The first major problem with RTD’s era is how exposed humanity becomes to alien life. Of course, groups like UNIT and Torchwood have to know about aliens, and humans having some ideas about aliens is no problem, but when everybody on the planet completely and without question knows that aliens exist, then something is lost. The show has to connect to modern times, but, with the knowledge of aliens, the world has to be different. From that point, our world is no longer connected in any way to the world of the Whoniverse. We can’t pretend that it could all be real, which is one of the most fun parts of the whole show.
RTD has quite a big history of introducing aliens to humanity. First up, we have “Aliens of London,” which, while I’ve heard a few bad reviews, I personally loved. That wasn’t such a big problem. As we see in the end of the two-parter, humans can always come up with some excuse for this to not be true. Same applies to the “Christmas Invasion” and “Smith and Jones,” although to a slightly lesser extent. But “Doomsday”? Cybermen in every home? Daleks flying the skies? It’s undeniable now, isn’t it? Just in case there were any questions left, RTD then moves the entire planet to a completely different part of time and space, sticks a bunch of planets in the sky, and has the Daleks invade again. Of course, there are more examples, but just these few can show that there was definitely a good reason for sticking all of these events into the cracks. The world had changed too much from reality by this point, and that was unacceptable.
They always survive, while I lose everything.
Daleks. And Daleks. And more Daleks. The Time War killed all of the Daleks, supposedly, which is what made their first return so exciting. They were supposed to be dead, but they survived, and the Doctor’s reaction to this discovery was fantastic. But then Rose came along, and killed every Dalek in existence. They were gone, definitely gone. This worked pretty well, because I have to say the entrance of the Cult of Skaro in “Army of Ghosts” made for one of the best episode enders ever. Seriously, I could watch that scene over and over and never get tired.
But then those Daleks were defeated, too, thrown into the void. And then they came back. And then they were defeated. And then they came back. And it just started to feel like old news. The return of the Daleks got boring by “Daleks in Manhattan,” and when “The Stolen Earth” came around my thoughts were just “again?”

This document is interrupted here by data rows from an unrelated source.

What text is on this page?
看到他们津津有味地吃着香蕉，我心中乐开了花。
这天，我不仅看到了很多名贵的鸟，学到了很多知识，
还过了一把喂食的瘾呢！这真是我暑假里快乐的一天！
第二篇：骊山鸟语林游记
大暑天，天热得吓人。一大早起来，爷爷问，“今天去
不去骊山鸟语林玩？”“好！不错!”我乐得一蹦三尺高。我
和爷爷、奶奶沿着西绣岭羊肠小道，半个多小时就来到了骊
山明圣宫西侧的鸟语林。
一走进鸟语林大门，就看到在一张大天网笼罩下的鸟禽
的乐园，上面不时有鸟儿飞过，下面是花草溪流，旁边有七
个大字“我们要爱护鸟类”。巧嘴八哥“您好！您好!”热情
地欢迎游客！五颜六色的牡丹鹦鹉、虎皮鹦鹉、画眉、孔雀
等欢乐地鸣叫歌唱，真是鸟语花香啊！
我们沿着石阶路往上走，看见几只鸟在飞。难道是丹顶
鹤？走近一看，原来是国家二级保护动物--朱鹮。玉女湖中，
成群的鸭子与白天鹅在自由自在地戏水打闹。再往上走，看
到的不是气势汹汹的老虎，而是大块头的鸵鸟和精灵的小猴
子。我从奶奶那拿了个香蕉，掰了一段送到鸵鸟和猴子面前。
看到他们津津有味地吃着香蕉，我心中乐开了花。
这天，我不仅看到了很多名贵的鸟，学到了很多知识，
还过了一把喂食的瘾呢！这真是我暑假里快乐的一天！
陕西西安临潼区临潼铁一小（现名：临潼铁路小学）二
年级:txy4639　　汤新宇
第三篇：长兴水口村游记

The Last of the Time Lords
This is probably, in my opinion at least, the biggest problem. The Time Lords are now all dead. The Doctor is the last. We know this without a doubt; even when the Master returns we know that the Doctor was only tricked because the Master was under the disguise of a human. We’ve had a lot of half-Time Lords, and not-quite-Time Lords, and, in the “End of Time,” we’ve even had the real Time Lords, but not for long, and with them we find that we can never bring the Time Lords back.
The problem that I’ve noticed more after listening to the Eighth Doctor Audio Plays is that the Time Lords are necessary to keep the Doctor under control. They may not be the nicest people in the universe, but they’re bigger than him, and he needs that. We’ve seen “The Parting of the Ways,” where the Doctor takes huge decisions of life and death upon himself. We’ve seen “Family of Blood,” and the “Last of the Time Lords,” and “Voyage of the Damned,” where the Doctor is insufferably full of himself, casually making incredibly weighty decisions. We’ve seen the Doctor make speeches to scare enemies away, in “Silence in the Library,” “The Eleventh Hour,” and the “Pandorica Opens.” Sure, not all of these episodes are written by RTD, but the problem comes because, after Gallifrey is lost, there’s nobody left to keep him under control.
So, what are your thoughts? Do you love what RTD did to the series, or do you loathe it?